The Review: Reading the author's note in this book I learned this was Teri Wilson's first book writing in a multi-author continuity series, and I'm sad to say it showed. Wilson has written some fine category romances and this could have been one of them - but instead it languished in "OK but with pacing problems" territory for me. I still zipped through it in one sitting, but it wasn't a terribly memorable read for me, and trying to dredge up thoughts one day after finishing the last page is proving to be a challenge.
Amanda Sylvester grew up in small town Spring Forest, North Carolina and now runs the family restaurant. She has dreams of branching out into higher end catering for events like weddings but her parents have proven resistant to the idea, wanting the restaurant to remain the way her grandmother ran it. This is enough for anyone, but lately Amanda has gotten distracted by a handsome new man in town, Ryan Carter, who is now running the local newspaper. Ryan comes into the restaurant a lot for take-out and she soon learns he was once a hotshot reporter for The Washington Post and is a single father.

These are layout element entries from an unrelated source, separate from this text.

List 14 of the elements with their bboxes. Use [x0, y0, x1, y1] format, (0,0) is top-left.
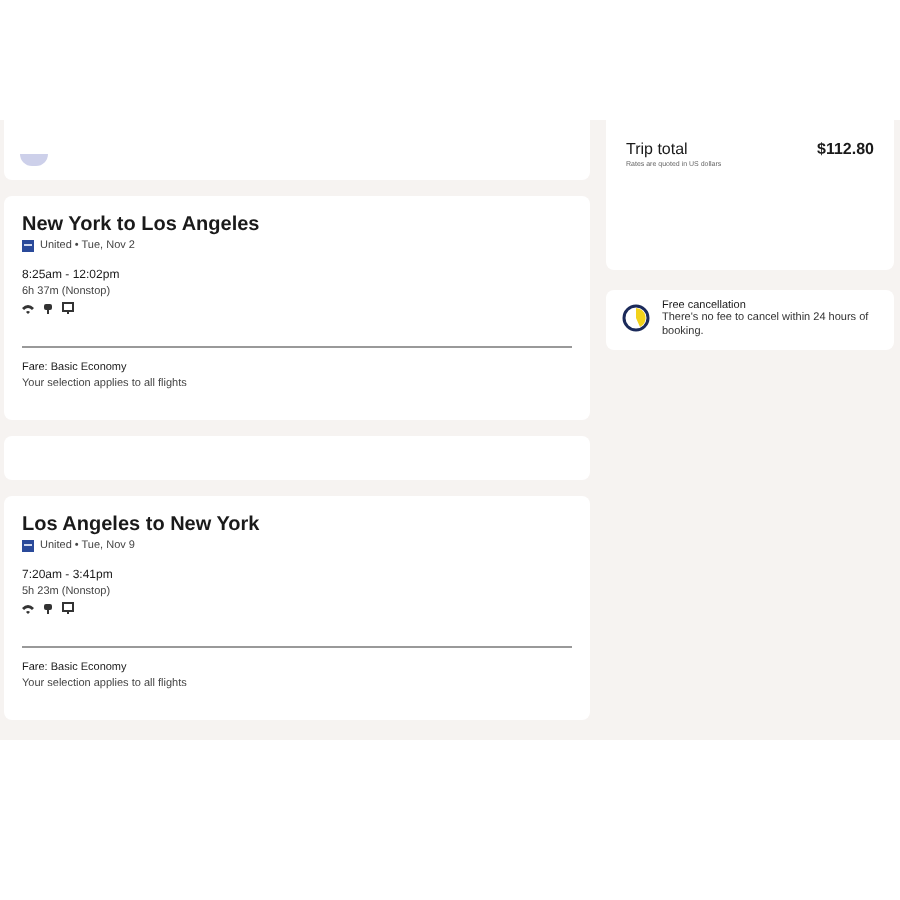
- flight-title: New York to Los Angeles: [22, 214, 262, 236]
- flight-title: Los Angeles to New York: [22, 514, 262, 536]
- screen-icon: [62, 602, 74, 614]
- avatar-icon: [20, 154, 48, 166]
- total-label: Trip total: [626, 140, 688, 158]
- wifi-icon: [22, 303, 34, 313]
- screen-icon: [62, 302, 74, 314]
- total-amount: $112.80: [817, 140, 874, 158]
- wifi-icon: [22, 603, 34, 613]
- power-icon: [44, 602, 52, 614]
- airline-logo-icon: [22, 240, 34, 252]
- clock-icon: [622, 304, 650, 332]
- power-icon: [44, 302, 52, 314]
- airline-logo-icon: [22, 540, 34, 552]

Ryan left his fast-paced life in D.C. after his wife died in a car accident. Since her death, their young son, Dillion, has stopped speaking. Now a single father needing to change his workaholic ways, Ryan relocates them to Spring Forest, but a tornado that ripped through town in the first book of the series has further rattled Dillion. Ryan is desperate to help his son and decides to take Amanda's advice - maybe visiting the local animal rescue to play with the animals will bring him out of his shell. Next thing he knows, he's adopting a dog and Amanda is teaching him in the ways of pet ownership.

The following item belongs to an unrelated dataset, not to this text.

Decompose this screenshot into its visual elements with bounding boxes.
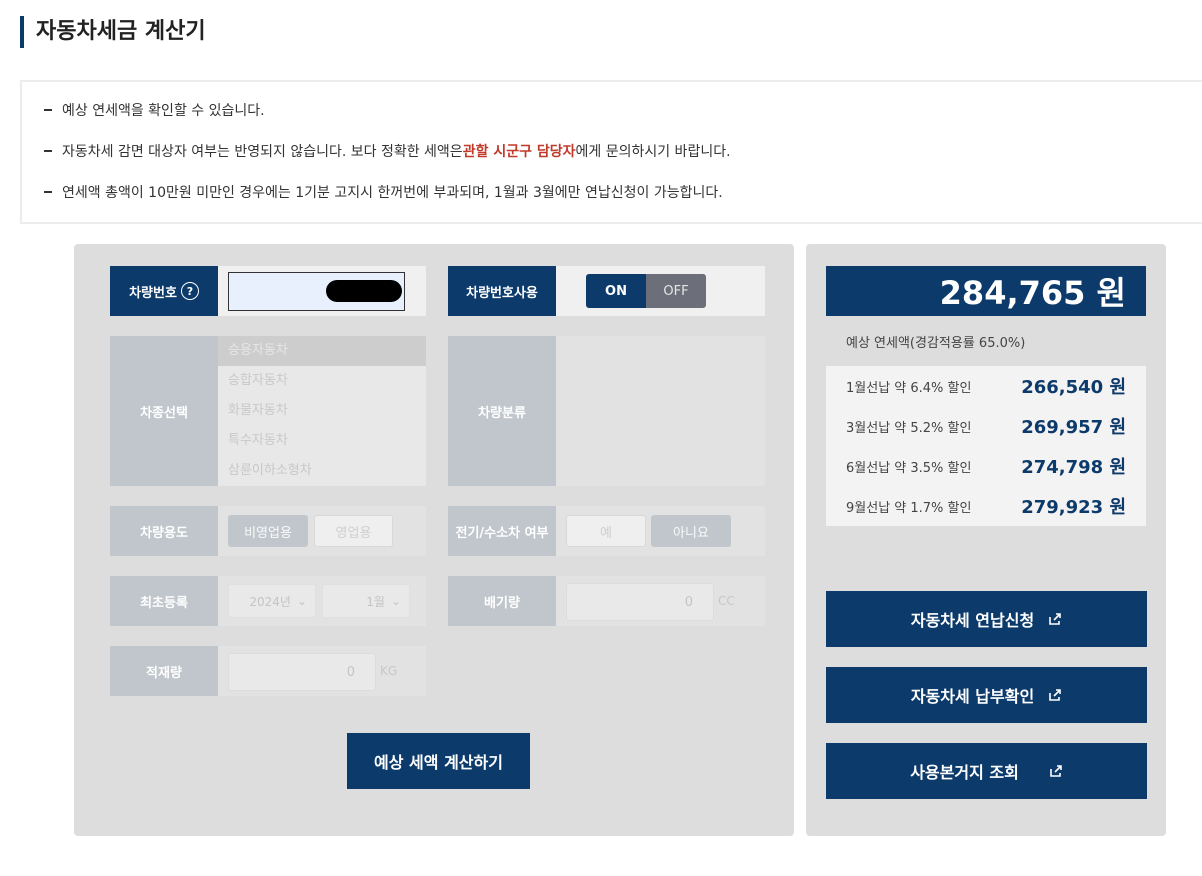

The official back cover blurb says that Ryan proposes to Amanda, which doesn't happen. What does happen? Not much. The local animal rescue was severely damaged by the tornado, Amanda finds out the sisters who run the place don't have insurance, Amanda decides to host a fundraising barbeque, she helps Ryan and Dillion adopt a dog, Ryan and Amanda are attracted to each other. Really, that's about it until the final few chapters when Ryan's in-laws show up, decide to fight for custody of Dillion (a suit with no real teeth to it - but whatever...) and AMANDA proposes to Ryan, because having a fiancée will make Ryan look that much more stable. It's tacked on, rushed conflict for like 3 chapters to get our couple to say their I-love-yous and ride off into the sunset. The problem being I'm not sure they do love each other outside of Ryan being grateful to Amanda for coming up with the dog idea because it gets his son to talk again.
This story could work but the pacing is all off. The first 3/4s of it are tied up in small town shenanigans and continuity series stuff. In order for the romance to work I needed Amanda and Ryan to be in each others' pockets a lot more, and for the conflict in the final 3 chapters to happen a heck of lot sooner. There's no urgency here, which is a problem with category romance when you have a finite word count you're working with.

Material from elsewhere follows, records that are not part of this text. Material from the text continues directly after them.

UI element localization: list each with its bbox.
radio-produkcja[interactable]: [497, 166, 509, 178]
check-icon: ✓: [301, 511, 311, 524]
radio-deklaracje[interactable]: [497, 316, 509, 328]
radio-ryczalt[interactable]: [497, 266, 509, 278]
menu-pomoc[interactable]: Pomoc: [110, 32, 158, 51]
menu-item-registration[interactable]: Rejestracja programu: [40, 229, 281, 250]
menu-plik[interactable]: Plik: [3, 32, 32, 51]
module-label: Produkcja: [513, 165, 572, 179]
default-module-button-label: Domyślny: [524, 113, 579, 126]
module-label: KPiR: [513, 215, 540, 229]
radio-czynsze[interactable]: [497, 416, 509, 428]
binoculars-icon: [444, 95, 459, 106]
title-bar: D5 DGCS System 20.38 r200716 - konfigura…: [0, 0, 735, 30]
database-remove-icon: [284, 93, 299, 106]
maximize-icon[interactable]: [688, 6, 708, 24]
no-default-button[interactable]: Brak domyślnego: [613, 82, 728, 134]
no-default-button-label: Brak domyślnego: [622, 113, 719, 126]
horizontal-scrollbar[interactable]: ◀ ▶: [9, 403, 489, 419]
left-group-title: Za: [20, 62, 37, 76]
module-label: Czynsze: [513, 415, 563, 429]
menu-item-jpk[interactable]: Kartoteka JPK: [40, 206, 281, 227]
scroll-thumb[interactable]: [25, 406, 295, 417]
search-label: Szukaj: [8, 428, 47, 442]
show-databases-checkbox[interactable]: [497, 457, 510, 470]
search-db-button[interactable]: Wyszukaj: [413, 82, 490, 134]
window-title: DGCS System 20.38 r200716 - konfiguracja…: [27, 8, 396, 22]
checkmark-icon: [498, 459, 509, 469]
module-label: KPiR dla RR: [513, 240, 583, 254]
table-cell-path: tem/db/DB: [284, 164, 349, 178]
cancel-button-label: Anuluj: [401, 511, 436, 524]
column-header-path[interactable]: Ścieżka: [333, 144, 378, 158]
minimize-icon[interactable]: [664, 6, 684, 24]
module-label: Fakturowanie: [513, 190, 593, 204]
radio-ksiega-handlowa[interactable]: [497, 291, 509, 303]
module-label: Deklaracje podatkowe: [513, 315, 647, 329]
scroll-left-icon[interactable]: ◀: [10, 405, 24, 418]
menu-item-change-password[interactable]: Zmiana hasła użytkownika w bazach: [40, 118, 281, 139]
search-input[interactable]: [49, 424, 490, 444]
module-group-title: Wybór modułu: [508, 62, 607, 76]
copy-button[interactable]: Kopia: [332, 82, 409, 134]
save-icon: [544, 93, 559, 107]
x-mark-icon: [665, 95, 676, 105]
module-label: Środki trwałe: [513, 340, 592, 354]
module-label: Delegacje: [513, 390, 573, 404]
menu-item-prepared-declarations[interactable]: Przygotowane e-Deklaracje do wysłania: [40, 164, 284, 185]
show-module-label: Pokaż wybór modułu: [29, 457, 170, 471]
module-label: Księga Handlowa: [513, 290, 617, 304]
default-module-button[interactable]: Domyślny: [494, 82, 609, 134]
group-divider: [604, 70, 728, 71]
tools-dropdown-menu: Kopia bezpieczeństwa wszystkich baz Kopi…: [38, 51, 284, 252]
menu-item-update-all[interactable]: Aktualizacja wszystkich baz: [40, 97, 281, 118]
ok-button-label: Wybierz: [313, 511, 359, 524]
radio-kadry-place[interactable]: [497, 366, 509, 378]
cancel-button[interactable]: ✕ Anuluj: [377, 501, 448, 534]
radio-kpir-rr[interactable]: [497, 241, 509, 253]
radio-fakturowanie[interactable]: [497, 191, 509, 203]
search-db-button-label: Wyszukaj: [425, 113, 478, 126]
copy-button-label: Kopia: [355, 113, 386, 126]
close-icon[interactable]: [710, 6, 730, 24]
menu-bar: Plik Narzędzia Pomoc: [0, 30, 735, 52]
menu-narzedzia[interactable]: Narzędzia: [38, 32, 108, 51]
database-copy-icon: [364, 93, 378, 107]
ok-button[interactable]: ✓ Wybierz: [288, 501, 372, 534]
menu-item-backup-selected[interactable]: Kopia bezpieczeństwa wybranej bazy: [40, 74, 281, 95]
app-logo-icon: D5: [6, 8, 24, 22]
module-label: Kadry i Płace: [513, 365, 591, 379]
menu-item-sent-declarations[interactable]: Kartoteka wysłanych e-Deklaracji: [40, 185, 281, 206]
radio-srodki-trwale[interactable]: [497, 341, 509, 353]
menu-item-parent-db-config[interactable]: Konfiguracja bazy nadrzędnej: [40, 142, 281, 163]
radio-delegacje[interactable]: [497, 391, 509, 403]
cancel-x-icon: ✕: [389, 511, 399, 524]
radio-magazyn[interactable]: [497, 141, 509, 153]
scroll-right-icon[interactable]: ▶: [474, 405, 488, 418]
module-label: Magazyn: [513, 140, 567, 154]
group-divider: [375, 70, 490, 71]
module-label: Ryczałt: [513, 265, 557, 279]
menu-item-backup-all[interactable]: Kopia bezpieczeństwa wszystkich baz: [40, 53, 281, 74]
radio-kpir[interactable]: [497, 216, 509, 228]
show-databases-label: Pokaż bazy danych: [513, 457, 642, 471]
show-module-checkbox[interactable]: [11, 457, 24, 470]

Is this a terrible read? No. It's just flat, and pretty boring. It's another in a long line of cutesy, non-descript small town romances. If you can't get enough of these and you also love cute animal companions in your romances? Sure. Otherwise, this one is strictly later, rinse, repeat.
Final Grade = C
1 comment:
You know, if Ryan had moved to small town USA *because* he was trying to fend off a custody suit, showing his commitment to his son by leaving a high powered career in favor of more time to parent, etc., that would have added the undercurrent of tension from the start.
Ah well. At least it was quite readable, it seems.